Poems and wings, occasionally a burger. Let’s be honest, occasionally a burger AND wings AND poems.
Holler Poet Series found me when I’d just begun to transition from writing bad slam poems to the shorter personal poems I’d learned about in Dan Howell’s and Erik Reece’s poetry classes.
A piece by Tom Eblen for the Holler’s fifth anniversary drew me to the series for the first time. Frank X Walker and Mitchell Douglas read their poetry. The crowd, rowdy and engaged intimidated me.
Ten months after first going to Holler, I would get my first opportunity to be a feature on the stage. In that time, I discovered the strength of Kentucky poetry and the power of an egalitarian opportunity to share your work. Anyone, and I do mean anyone, sometimes anything (who remembers the trippy costume-clad space aliens?), could sign up for the open mic and share a poem for 3 minutes.
I was still a college student, about to study secondary education. I’d like to say I was confident, but I’d go and listen to the poets, usually sitting on a corner on one of the cracked vinyl seats.
Bars not really being a place that I frequent, my stress prevented me from ordering even something to drink or eat. The eventual solution to this problem: arrive early enough to order when the bar wasn’t busy.
Right before going on stage for the first time during the open mic, I dashed to the bathroom. That this bathroom had no urinal didn’t register to me. Nerves pumped my heart rate into reckless territory.
When the door opened and tina andry and Nicole Wilson came into the bathroom, the only thing I could think to do, from the stall, (whose wall did not extend up to the ceiling. (Why are bar bathrooms so terrible??)), was lift my chin and say “Wassup? Guess this is the girl’s bathroom.”
To their credit they mostly laughed at me and went about their business.
Your Holler Debut on the open mic began with Eric announcing to the audience you were a first timer. One of his many small touches of inclusivity, as if he were saying listen, a new voice. And typically, the bar got extra quiet for that poet.
Some years later when Holler turned 94, I would get to feature a second time. Nearly Perfect Photograph had just been released and a friend of mine had committed suicide. Strange bedfellows for a poetry reading, but I decided I needed to mash these topics together as a way to grieve. I shared the stage that night with Crystal Wilkinson. When I finished reading my poems, people unexpectedly stood and clapped.
Passion is contagious. And Eric Scott Sutherland’s belief in poetry as a vehicle for personal and social change was matched only by his commitment to doing the work of organizing the event month after month for 100 months.
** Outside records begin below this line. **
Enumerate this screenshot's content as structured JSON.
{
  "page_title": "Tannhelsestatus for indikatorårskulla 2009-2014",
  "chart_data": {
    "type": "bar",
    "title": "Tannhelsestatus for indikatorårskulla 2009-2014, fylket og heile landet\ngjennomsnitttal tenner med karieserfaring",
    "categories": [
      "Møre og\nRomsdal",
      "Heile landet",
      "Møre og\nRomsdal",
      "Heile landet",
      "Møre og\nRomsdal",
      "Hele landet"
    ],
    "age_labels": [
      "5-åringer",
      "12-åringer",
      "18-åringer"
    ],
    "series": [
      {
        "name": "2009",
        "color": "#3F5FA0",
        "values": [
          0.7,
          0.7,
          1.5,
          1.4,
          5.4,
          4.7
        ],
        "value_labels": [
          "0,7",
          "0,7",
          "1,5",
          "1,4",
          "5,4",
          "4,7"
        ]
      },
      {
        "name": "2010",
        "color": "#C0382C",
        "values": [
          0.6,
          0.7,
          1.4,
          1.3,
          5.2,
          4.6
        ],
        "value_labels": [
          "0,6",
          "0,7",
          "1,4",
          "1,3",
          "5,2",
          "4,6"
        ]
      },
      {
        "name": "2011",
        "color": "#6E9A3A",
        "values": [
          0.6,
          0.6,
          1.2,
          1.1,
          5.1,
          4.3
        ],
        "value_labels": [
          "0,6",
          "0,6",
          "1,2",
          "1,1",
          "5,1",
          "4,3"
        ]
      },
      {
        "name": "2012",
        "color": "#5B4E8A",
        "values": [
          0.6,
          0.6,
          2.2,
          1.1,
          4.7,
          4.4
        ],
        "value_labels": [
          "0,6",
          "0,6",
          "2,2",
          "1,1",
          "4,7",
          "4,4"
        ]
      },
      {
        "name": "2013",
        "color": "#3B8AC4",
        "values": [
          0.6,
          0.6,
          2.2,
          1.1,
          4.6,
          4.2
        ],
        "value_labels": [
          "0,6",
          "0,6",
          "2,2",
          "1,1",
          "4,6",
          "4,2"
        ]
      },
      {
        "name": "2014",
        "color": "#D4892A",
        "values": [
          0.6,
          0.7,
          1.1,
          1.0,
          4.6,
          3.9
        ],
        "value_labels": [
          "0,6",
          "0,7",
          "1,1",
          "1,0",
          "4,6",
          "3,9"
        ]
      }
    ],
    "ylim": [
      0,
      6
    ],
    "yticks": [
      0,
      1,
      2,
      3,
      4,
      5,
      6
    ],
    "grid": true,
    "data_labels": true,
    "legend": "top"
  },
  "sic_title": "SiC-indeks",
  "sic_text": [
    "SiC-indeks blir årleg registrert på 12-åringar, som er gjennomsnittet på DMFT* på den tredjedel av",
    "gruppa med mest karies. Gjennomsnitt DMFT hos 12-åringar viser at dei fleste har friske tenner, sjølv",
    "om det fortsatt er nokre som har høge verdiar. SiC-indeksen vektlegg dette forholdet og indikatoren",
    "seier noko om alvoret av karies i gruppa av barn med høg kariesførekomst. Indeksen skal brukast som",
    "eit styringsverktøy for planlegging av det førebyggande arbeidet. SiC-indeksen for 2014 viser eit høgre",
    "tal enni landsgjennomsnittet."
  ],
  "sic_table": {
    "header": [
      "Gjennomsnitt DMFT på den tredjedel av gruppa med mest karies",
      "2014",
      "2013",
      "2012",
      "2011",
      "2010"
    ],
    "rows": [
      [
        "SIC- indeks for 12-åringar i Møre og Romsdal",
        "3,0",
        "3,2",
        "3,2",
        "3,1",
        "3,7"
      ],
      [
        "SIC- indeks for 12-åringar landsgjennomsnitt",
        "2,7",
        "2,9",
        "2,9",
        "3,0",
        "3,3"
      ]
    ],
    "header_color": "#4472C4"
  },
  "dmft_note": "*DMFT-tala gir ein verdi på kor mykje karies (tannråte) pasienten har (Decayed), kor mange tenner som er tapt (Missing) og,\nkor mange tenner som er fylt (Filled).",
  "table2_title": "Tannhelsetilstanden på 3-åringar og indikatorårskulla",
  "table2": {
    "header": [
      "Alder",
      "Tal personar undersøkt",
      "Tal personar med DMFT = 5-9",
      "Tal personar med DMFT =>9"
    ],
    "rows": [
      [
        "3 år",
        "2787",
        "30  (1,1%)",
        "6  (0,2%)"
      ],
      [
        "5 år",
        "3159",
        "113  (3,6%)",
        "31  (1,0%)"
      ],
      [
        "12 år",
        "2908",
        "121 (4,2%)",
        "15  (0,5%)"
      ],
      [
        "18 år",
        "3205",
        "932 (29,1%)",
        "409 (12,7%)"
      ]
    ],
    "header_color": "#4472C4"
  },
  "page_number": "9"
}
I can see him standing on that stage, tall and wild-eyed, shouting down the bigots and crooks destroying our communities and our natural world and then quietly he would nonchalantly slip a poem of his own in between passing the mic to others.
I’m grateful to Eric for that energizing passion and commitment to poetry. I personally discovered so many amazing poets and myself as a poet at Holler. I miss it.
Eric’s newest book, Earth Is My Church just released for Accents Publishing.
I can’t wait to read it and recommend you do the same!